Je lui jette un regard effaré. J'ai tellement transpiré que je me demande si mon corps contient encore une goutte de liquide.

— Ce... ce n'était pas ça, l'entraînement ?

Elle se met à rire.

— Oh, non, c'était juste l'échauffement.

Toutes ces pompes ? Juste l'échauffement ?

Je me relève au prix d'un effort surhumain. J'ai les jambes toutes tremblantes et plus aucune force dans les bras.

— Est-ce qu'on ne pourra pas continuer un autre jour ? je la supplie presque. J'ai des devoirs à terminer.

L'agente hausse les sourcils.

— Allons allons, Théo, debout. Il faut un peu de persévérance dans la vie.

Il faut croire que l'excuse des devoirs ne marche pas avec tous les adultes.

Ce n'est qu'après de longues et humiliantes chutes que Mme Jean accepte enfin de me laisser partir. Je m'empresse de fuir aussi vite que j'en suis capable.
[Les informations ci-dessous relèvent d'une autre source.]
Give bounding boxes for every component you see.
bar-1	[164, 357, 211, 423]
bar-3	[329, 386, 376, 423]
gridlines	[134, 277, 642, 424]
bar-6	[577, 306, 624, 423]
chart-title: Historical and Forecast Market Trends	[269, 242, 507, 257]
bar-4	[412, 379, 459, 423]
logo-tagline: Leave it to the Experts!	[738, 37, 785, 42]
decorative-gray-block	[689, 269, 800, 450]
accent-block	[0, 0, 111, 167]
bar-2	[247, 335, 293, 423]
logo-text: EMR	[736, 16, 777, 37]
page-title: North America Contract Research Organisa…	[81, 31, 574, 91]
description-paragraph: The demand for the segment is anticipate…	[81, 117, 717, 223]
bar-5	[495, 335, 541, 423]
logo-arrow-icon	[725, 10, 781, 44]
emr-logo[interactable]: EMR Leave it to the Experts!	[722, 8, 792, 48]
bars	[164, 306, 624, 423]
Vous savez quoi ? Ma génitrice est une vraie psychopathe et je suis bien heureux qu'elle ait fait le choix de ne pas m'élever elle-même. Elle n'a cessé aujourd'hui de me taper dessus et veut me faire manger de l'ail ! Bon, ma Maman aussi essaie de me faire ingurgiter ce machin, mais, au moins, elle le fait cuir et le cache au milieu d'autres aliments.

Je marche de travers sur tout le chemin, tous mes muscles endoloris. Dire que ce n'était que le premier entraînement ! Qui sait ce que les autres me réserveront... Inutile de me préoccuper du danger des vampires, je vais sans doute mourir au cours de l'une de ces séances de torture.